Ce matin, nous avons retrouvé Gede Cengir pour une journée tout à l’ouest, partie sud de Bali chez Herry, un autre chauffeur anglophone Balisolo, à Negara. Sur la route, nous nous sommes arrêtés à Medewi, idéale pour le surf apparemment, dont je vous parlerai dans un prochain article.
Découverte de Negara, un joyau bien loin du tourisme que l’on connaît
Negara se trouve dans la partie occidentale de Bali, Bali Barat (l’ouest de Bali), en Indonésie. C’est la capitale du kabupaten de Jembrana.
C’est par ici, à la pointe, qu’on trouve le port de Gilimanuk où l’on peut prendre le ferry pour Banyuwangi, port d’accueil à Java. Pour s’y rendre depuis Kuta, on passe par Mengwi, Tabanan et Medewi notamment, ces noms de villes vous sont peut-être plus familiers.
Avant 1963, Negara était un grand centre économique, qui a ensuite perdu de son intérêt quand le port de Gilimanuk a été construit.
Je pense qu’on peut dire que tout le kapubaten de Jembrana a été laissé au second plan par les institutions, en faveur des côtes Est et Sud. D’ailleurs, je me demande si c’est une bonne ou mauvaise nouvelle dans la mesure où la vie balinaise sans touriste se trouve vraiment ici, un mieux pour certains. Certes, ses routes sont très empruntés par les camions de marchandises qui roulent entre Java et Bali mais on y croise très peu de touristes (aucun pour ma part hier) et ça fait du bien après deux jours à Kuta.
En bahasa Indonesia, Negara veut dire « pays ». En balinais, on prononce « neu-ga-ré » qui veut dire « petite ville (presque) en dehors de Bali ». C’est une ville multiculturelle, à la fois musulmane, chrétienne , bouddhiste et hindouiste.
C’est la première fois que je vais à Negara city.
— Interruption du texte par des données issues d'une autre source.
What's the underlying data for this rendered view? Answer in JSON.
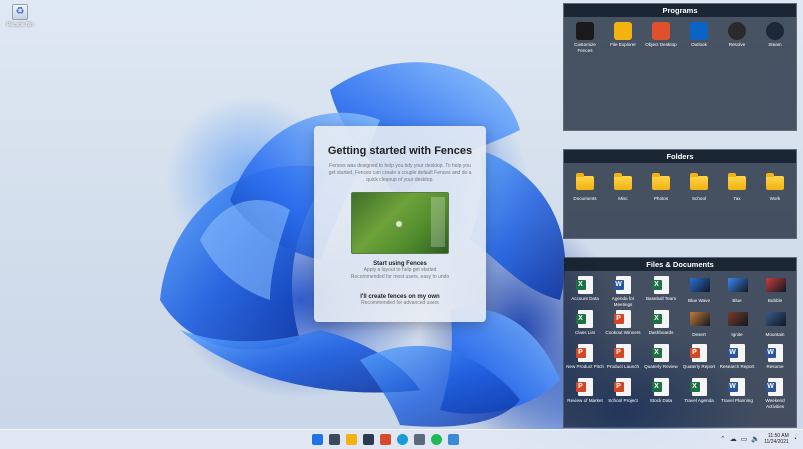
{
  "desktop": {
    "recycle_bin_label": "Recycle Bin"
  },
  "fences": {
    "programs": {
      "title": "Programs",
      "items": [
        {
          "label": "Customize Fences",
          "icon": "fences-icon",
          "color": "#1a1a1a"
        },
        {
          "label": "File Explorer",
          "icon": "folder-icon",
          "color": "#f2b20f"
        },
        {
          "label": "Object Desktop",
          "icon": "object-desktop-icon",
          "color": "#e0502a"
        },
        {
          "label": "Outlook",
          "icon": "outlook-icon",
          "color": "#0a64c8"
        },
        {
          "label": "Resolve",
          "icon": "resolve-icon",
          "color": "#2a2a2a"
        },
        {
          "label": "Steam",
          "icon": "steam-icon",
          "color": "#1b2838"
        }
      ]
    },
    "folders": {
      "title": "Folders",
      "items": [
        "Documents",
        "Misc",
        "Photos",
        "School",
        "Tax",
        "Work"
      ]
    },
    "files": {
      "title": "Files & Documents",
      "items": [
        {
          "label": "Account Data",
          "type": "excel"
        },
        {
          "label": "Agenda for Meetings",
          "type": "word"
        },
        {
          "label": "Baseball Team",
          "type": "excel"
        },
        {
          "label": "Blue Wave",
          "type": "image",
          "color": "#2a6fd6"
        },
        {
          "label": "Blue",
          "type": "image",
          "color": "#3b86ee"
        },
        {
          "label": "Bubble",
          "type": "image",
          "color": "#c43d3d"
        },
        {
          "label": "Class List",
          "type": "excel"
        },
        {
          "label": "Cookout Winners",
          "type": "powerpoint"
        },
        {
          "label": "Dashboards",
          "type": "excel"
        },
        {
          "label": "Desert",
          "type": "image",
          "color": "#c47a3a"
        },
        {
          "label": "Ignite",
          "type": "image",
          "color": "#7a3a2a"
        },
        {
          "label": "Mountain",
          "type": "image",
          "color": "#3a5a8a"
        },
        {
          "label": "New Product Pitch",
          "type": "powerpoint"
        },
        {
          "label": "Product Launch",
          "type": "powerpoint"
        },
        {
          "label": "Quaterly Review",
          "type": "excel"
        },
        {
          "label": "Quaterly Report",
          "type": "powerpoint"
        },
        {
          "label": "Research Report",
          "type": "word"
        },
        {
          "label": "Resume",
          "type": "word"
        },
        {
          "label": "Review of Market",
          "type": "powerpoint"
        },
        {
          "label": "School Project",
          "type": "powerpoint"
        },
        {
          "label": "Stock Data",
          "type": "excel"
        },
        {
          "label": "Travel Agenda",
          "type": "excel"
        },
        {
          "label": "Travel Planning",
          "type": "word"
        },
        {
          "label": "Weekend Activities",
          "type": "word"
        }
      ]
    }
  },
  "dialog": {
    "title": "Getting started with Fences",
    "body": "Fences was designed to help you tidy your desktop. To help you get started, Fences can create a couple default Fences and do a quick cleanup of your desktop.",
    "option1_title": "Start using Fences",
    "option1_sub1": "Apply a layout to help get started",
    "option1_sub2": "Recommended for most users, easy to undo",
    "option2_title": "I'll create fences on my own",
    "option2_sub": "Recommended for advanced users"
  },
  "taskbar": {
    "icons": [
      {
        "name": "start-icon",
        "color": "#1e73e8"
      },
      {
        "name": "search-icon",
        "color": "#3b4a5c"
      },
      {
        "name": "file-explorer-icon",
        "color": "#f2b20f"
      },
      {
        "name": "fences-taskbar-icon",
        "color": "#2a3a50"
      },
      {
        "name": "object-desktop-taskbar-icon",
        "color": "#d84a2a"
      },
      {
        "name": "edge-icon",
        "color": "#1a9ad6"
      },
      {
        "name": "settings-icon",
        "color": "#5a6a7a"
      },
      {
        "name": "spotify-icon",
        "color": "#1db954"
      },
      {
        "name": "store-icon",
        "color": "#3a8ad6"
      }
    ],
    "time": "11:50 AM",
    "date": "11/24/2021"
  },
  "colors": {
    "excel": "#1e7145",
    "word": "#2b579a",
    "powerpoint": "#d24726"
  }
}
Herry m’y invite depuis des années, il était important que je m’y rende durant ce voyage.
Un passé riche et une grande diversité culturelle
Negara est un exemple remarquable de coexistence entre les communautés musulmane, chrétienne, bouddhiste et hindouiste. Cette diversité religieuse se reflète dans l’architecture locale, les traditions et les célébrations. Herry est capable de me dire qui habite dans chaque maison : hindous (avec les temples à l’entrée, les Muslims (pas d’animaux aux alentours – je vous rassure, ce n’est pas son critère de distinction) ou bien les chinois.
La région « subit » une très forte influence javanaise, notamment dans la langue, la cuisine et certains aspects de l’architecture.
Herry me fera remarquer que les Bugis, grands navigateurs de Sulawesi ont aussi beaucoup influencé les us et coutumes de la ville.
Qui sont les Bugis ?
Les Bugis sont un peuple indonésien originaire de la partie sud de l’île de Sulawesi, anciennement appelée Célèbes. Réputés pour leurs compétences maritimes, ils ont joué un rôle essentiel dans l’histoire maritime de l’archipel indonésien, et même au-delà (en Malaisie, aux Philippines, et même jusqu’à Madagascar). Une partie de la population bugis s’est sédentarisée dans différentes régions d’Indonésie, y compris à Bali. Ces migrations ont contribué à enrichir la diversité culturelle de l’île.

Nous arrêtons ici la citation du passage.